Jawahiru al-Kalamiyah fi idhah al-‘aqidah al-Islamiyah. Kaum Santri yang pernah duduk di bangku Ibtidayah pasti mengenal kitab yang satu ini, kitab yang ditulis oleh Syaikh Thohir bin Sholeh al-Jazair bin Ahmad bin Mauhub As-Sam’uni Al-Waghlisi Al-Jaza’iri Ad-Dimasyqi Al-Hasani (1268 H/1852 M-1338 H/1920 M).
Dalam kitab itu, Beliau menjelaskan secara detail tentang perbedaan mu’jizat, karomah dan sihir.
واما المعجزة فإنها خارقة للعادة حقيقة لا يمكن معارضته فلايمكن الساحر أن يفعل مثل ما فعل الأنبياء من جعل الميت حيا وقلب العصا حية، لذا آمنت سحرة فرعون بموسى عليه السلام لما صارت عصاه حية حقيقية وابتلعت عصيهم وحبالهم، لمعرفتهم بأن هذا مما لا يأتي بالسحر.
Adapun mukjizat adalah kekuatan supranatural yang tidak mungkin ditentang. Oleh karena itu, penyihir tidak akan mungkin mampu melakukan seperti apa yang dilakukan oleh para nabi seperti menghidupkan orang mati dan merubah tongkat menjadi ular sungguhan. Maka, para penyihirnya Fir’aun pun beriman kepada Nabi Musa ketika tongkatnya mampu berubah menjadi ular sungguhan dan menelan tongkat-tongkat serta tali-tali milik mereka untuk memberi tahu mereka bahwa hal ini bukanlah sihir.
والكرامة أمر خارق للعادة يظهر على يد الوالي فهي غير مقرونة بدعوى النبوة، وأما المعجزة فإنها تكون مقرونة بدعوى النبوة، والوالي هو العارف بالله تعالى وصفاته بحسب ما يمكن، المواظب على الطاعات المجتنب عن المعاصي المعرض عن الانهماك في اللذات والشهوات. وظهور الكرامة على يده اكرام له من ربه، واشارة لقبوله عنده وقربه.
Karomah adalah kekuatan supranatural yang keluar dari seorang wali (kekasih Allah ﷻ) dan tidak berhubungan dengan dakwah kenabian berbeda dengan mu’jizat. Wali adalah seseorang yg mengetahui secara mendalam tentang Allah ﷻ dan sifat-sifat-Nya. Mereka adalah orang-orang yang taat dan menjauhi segala kemaksiatan serta keburukan. Mereka juga menjaga diri dari kesenangan dan syahwat duniawi. Penampakan karomah pada diri mereka adalah sebagai bentuk kemuliaan dari Allah ﷻ serta sebagai tanda kedekatan dan terkabulan doa mereka.
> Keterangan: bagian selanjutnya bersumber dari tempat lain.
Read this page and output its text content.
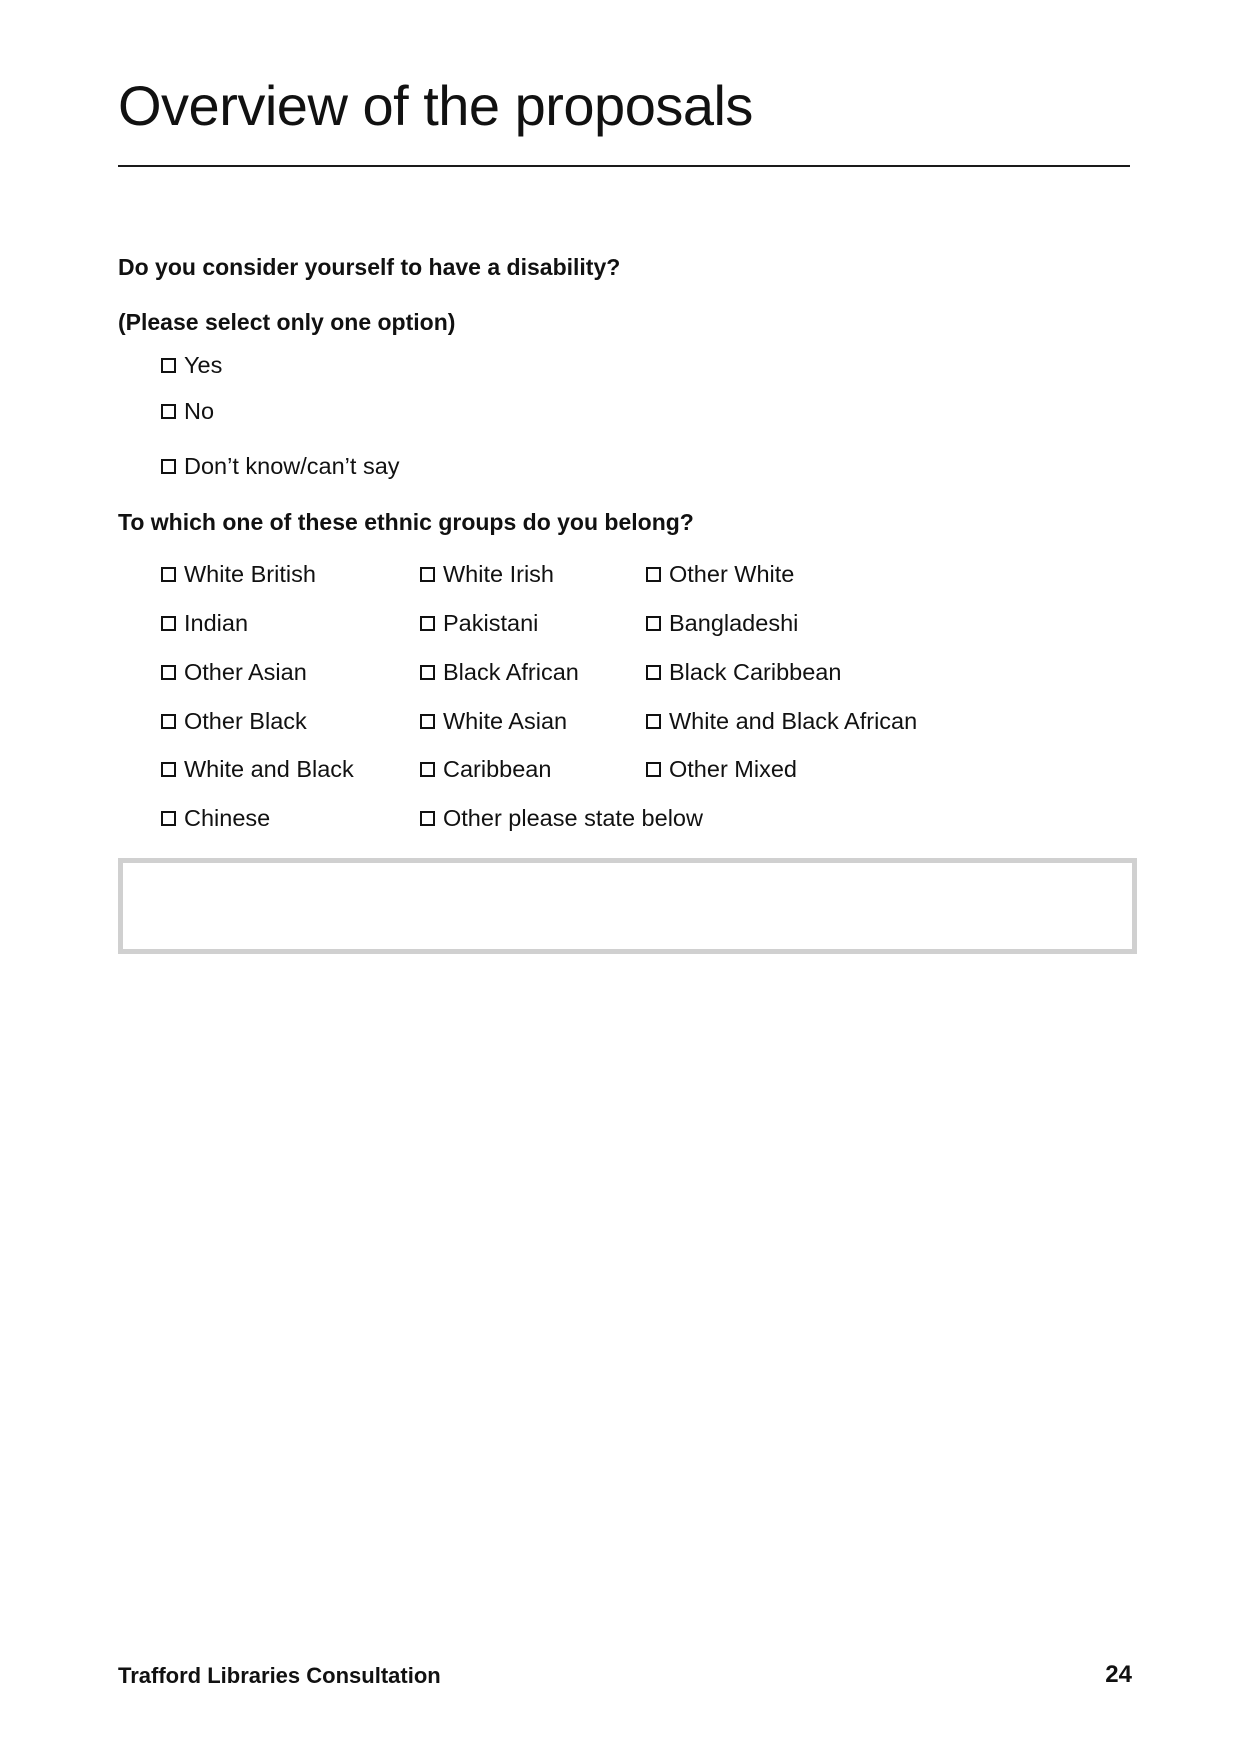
Overview of the proposals

Do you consider yourself to have a disability?

(Please select only one option)

Yes
No
Don’t know/can’t say

To which one of these ethnic groups do you belong?

White British	White Irish	Other White
Indian	Pakistani	Bangladeshi
Other Asian	Black African	Black Caribbean
Other Black	White Asian	White and Black African
White and Black	Caribbean	Other Mixed
Chinese	Other please state below
Trafford Libraries Consultation	24
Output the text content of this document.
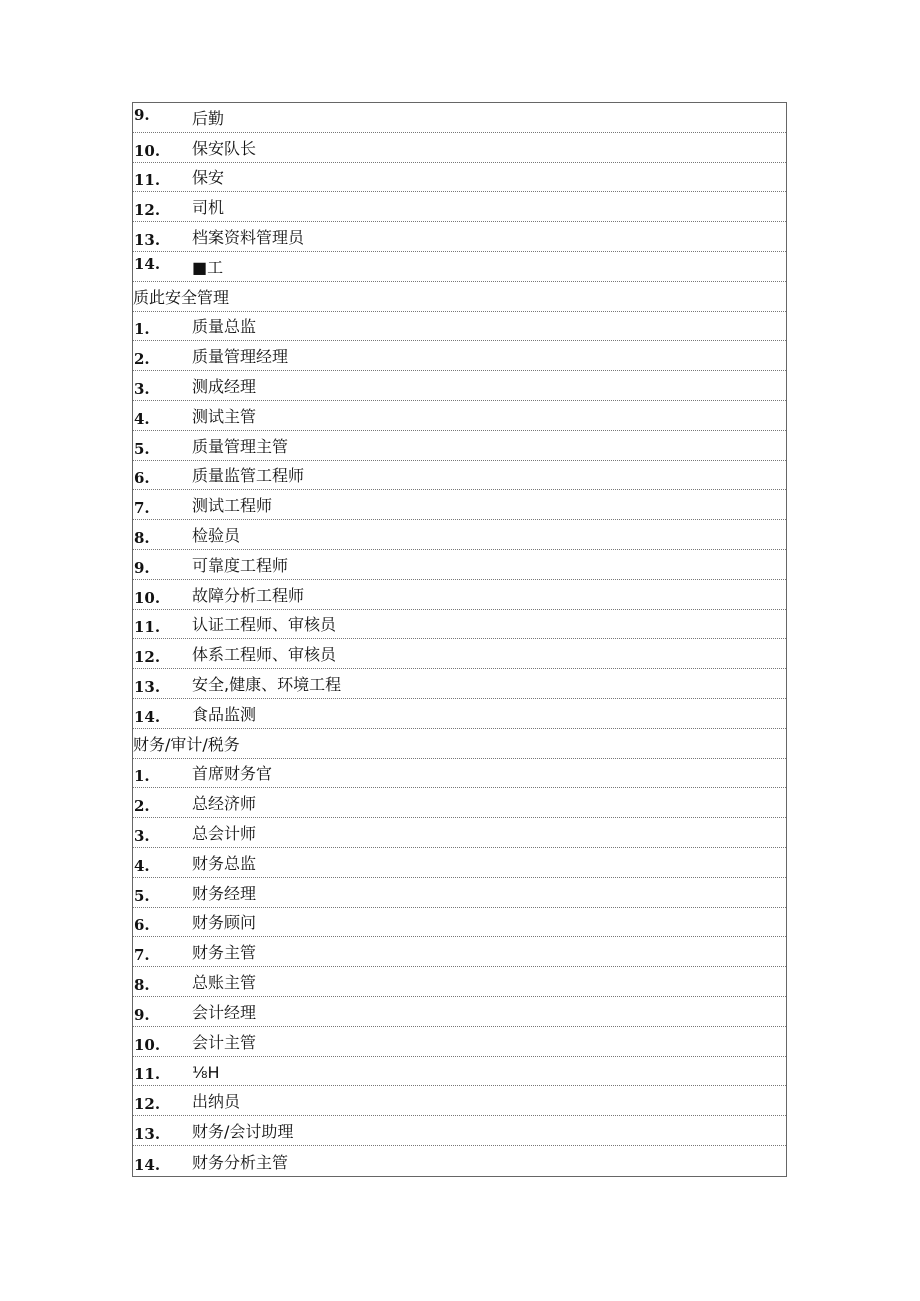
9.	后勤
10. 保安队长
11. 保安
12. 司机
13. 档案资料管理员
14. ■工
质此安全管理
1.	质量总监
2.	质量管理经理
3.	测成经理
4.	测试主管
5.	质量管理主管
6.	质量监管工程师
7.	测试工程师
8.	检验员
9.	可靠度工程师
10. 故障分析工程师
11. 认证工程师、审核员
12. 体系工程师、审核员
13. 安全,健康、环境工程
14. 食品监测
财务/审计/税务
1.	首席财务官
2.	总经济师
3.	总会计师
4.	财务总监
5.	财务经理
6.	财务顾问
7.	财务主管
8.	总账主管
9.	会计经理
10. 会计主管
11. ⅛H
12. 出纳员
13. 财务/会讨助理
14. 财务分析主管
والسحر أمر خارق للعادة في بادئ الرأي تمكن معارضته لأنه مبني على الاسباب. من عرفها وتعاطها حصل يده ذلك الأمر. فهو في الحقيقة ونفس الأمر غير خارق للعادة وغرابته إنما هي بالنظر لجهل أسبابه.
Sihir adalah perkara atau hal yang diluar kebiasaan dalam pikiran yang mungkin untuk dilawan karena hal itu didasari atas sebab-sebab. Siapa yang mengetahuinya lalu mempraktikkannya (menirunya) maka ia (pasti) dapat melakukan hal itu. Karena hal itu pada hakikatnya bukanlah diluar kebiasaan, sedangkan keanehannya itu hanya dilihat bagi orang yang tidak tahu sebabnya (caranya).
As-Sayyid Abdurrahman bin Muhammad bin Husain bin Umar Ba’lawiy (w. 1328 H) dalam kitabnya Bughyah al-Mustarsyidin menambahkan:
وَالْكَرَامَةُ وَهِيَ مَا تَظْهَرُ عَلَى يَدِ كَامِلِ الْمُتَابَعَةِ لِنَبِيِّهِ مِنْ غَيْرِ تَعَلُّمٍ وَمُبَاشَرَةِ أَعْمَالٍ مَخْصُوصَةٍ، وَتَنْقَسِمُ إِلَى (أ) مَا هُوَ إِرْهَاصٌ وَهُوَ مَا يَظْهَرُ عَلَى يَدِ النَّبِيِّ قَبْلَ دَعْوَى النُّبُوَّةِ، (ب) وَمَا هُوَ مَعُونَةٌ وَهُوَ مَا يَظْهَرُ عَلَى يَدِ الْمُؤْمِنِ الَّذِي لَمْ يَفْسُقْ وَلَمْ يَغْتَرْ بِهِ. وَالْاِسْتِدْرَاجُ وَهُوَ مَا يَظْهَرُ عَلَى يَدِ الْفَاسِقِ الْمُغْتَرِّ.
Karomah adalah peristiwa supranatural yang tampak pada diri seorang (muslim) yang sempurna dalam mengikuti Nabinya, (yang dihasilkan) tanpa belajar dan melakukan ritual perbuatan-perbuatan tertentu. Karamah terbagi dalam dua macam: (a) Irhash, yaitu peristiwa supranatural yang tampak pada diri seorang nabi sebelum pengakuannya atas derajat kenabiannya; (b) Ma’unah, yaitu peristiwa supranatural yang tampak pada seorang mukmin yang tidak fasik dan tidak tertipu dengannya (sehingga membuatnya melakukan hal-hal yang dilarang agama). Sedangkan Istidraj adalah peristiwa supranatural yang tampak pada orang fasik yang tertipu dengannya (sehingga membuatnya melakukan hal-hal yang dilarang agama).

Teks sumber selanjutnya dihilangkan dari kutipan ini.